During construction of the original World Trade Center buildings, huge amounts of steel of all shapes, sizes and purposes were needed. When he found that major providers were quoting prices well above what he had expected, he and his clients broke the job into different segments.

Rather than remain dependent on a single supply source for all shapes and sizes, they allocated steel purchases according to specific purposes – columns, beams and the like. Although such a practice may have imposed a greater burden on contractors and building owners, it came to be increasingly adopted, specialists said.

The Trade Center towers were destroyed Sept. 11, 2001, when terrorists crashed airplanes into them.

In helping create the occupational field of construction management, Tishman wrote that it amounted in great part to doing what general contractors might have done. But, he added, construction management specialists sat “on the same side of the table as the owners, working with them,” not negotiating against them.
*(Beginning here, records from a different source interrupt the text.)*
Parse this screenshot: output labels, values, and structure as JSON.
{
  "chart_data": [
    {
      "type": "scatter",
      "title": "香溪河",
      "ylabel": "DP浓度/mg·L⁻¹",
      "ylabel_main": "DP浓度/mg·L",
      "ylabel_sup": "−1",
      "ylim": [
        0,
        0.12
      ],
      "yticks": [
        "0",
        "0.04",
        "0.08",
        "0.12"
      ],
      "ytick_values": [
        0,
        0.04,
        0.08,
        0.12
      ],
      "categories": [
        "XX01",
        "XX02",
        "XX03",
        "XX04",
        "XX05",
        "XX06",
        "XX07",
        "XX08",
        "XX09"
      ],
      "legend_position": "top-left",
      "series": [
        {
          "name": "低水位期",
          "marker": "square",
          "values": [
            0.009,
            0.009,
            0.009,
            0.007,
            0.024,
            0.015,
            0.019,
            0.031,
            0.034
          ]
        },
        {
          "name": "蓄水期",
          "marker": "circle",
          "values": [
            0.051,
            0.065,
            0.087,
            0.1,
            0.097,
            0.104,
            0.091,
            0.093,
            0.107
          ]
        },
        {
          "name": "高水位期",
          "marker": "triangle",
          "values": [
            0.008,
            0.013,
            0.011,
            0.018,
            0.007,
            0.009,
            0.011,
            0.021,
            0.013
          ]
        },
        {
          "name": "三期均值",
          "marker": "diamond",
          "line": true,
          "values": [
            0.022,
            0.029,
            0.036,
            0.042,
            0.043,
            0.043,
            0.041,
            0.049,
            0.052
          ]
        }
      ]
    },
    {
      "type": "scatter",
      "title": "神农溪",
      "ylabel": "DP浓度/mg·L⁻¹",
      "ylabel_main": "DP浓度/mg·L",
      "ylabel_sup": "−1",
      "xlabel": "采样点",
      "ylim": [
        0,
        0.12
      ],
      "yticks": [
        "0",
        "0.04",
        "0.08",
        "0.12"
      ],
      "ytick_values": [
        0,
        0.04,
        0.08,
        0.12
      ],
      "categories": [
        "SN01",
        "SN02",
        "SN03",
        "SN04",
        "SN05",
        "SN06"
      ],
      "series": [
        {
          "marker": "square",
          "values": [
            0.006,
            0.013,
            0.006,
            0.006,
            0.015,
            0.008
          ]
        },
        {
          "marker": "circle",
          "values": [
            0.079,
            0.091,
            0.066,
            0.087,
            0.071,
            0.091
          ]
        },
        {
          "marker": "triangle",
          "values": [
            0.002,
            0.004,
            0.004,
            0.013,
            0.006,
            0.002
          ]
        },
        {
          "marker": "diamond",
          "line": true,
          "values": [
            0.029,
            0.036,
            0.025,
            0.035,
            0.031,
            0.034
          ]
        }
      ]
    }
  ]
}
As things developed, Mr. Tishman and his staff “were managers, being paid a fee for our expertise and our supervisory services.” The Tishman firm, he wrote, became an organization that “built for an owner as though we were part of the owner’s team.”

He expanded the firm’s activities in this area, he wrote, and helped persuade the federal government of the value of construction management in its projects.

Tishman’s paternal grandfather, a 19th-century immigrant from Poland, founded the company. A description of his first building suggested it was far in style and location from what the company would become.

It was said to be a tenement, on Manhattan’s Lower East Side, a hard-pressed neighborhood that teemed with working-class residents, many of them fleeing poverty and persecution in Europe.

John Louis Tishman was born in New York City on Jan. 24, 1926. His father was also in the family business. During World War II, Mr. Tishman served as a Navy officer. He received a bachelor’s degree in engineering from the University of Michigan in 1946 and soon joined the family firm. He became chairman in 1976.

His wife, Suzanne Weisberg, died in 2005. Survivors include two children, Daniel Tishman and Katherine Blacklock, and three grandchildren.

Tishman Speyer, a real estate and development company that owns Rockefeller Center and other major properties, was founded in 1978 by Tishman’s cousin Robert Tishman and Robert’s son-in-law, Jerry Speyer.

At least one goal of commercial construction is to make money. But for Tishman, achievement was not always about income. For example, he wrote that he and his co-worker in developing the new ceiling tile sizes did not profit from them because they were so easily copied. But, he added, “we had the satisfaction of having created a nationwide standard.”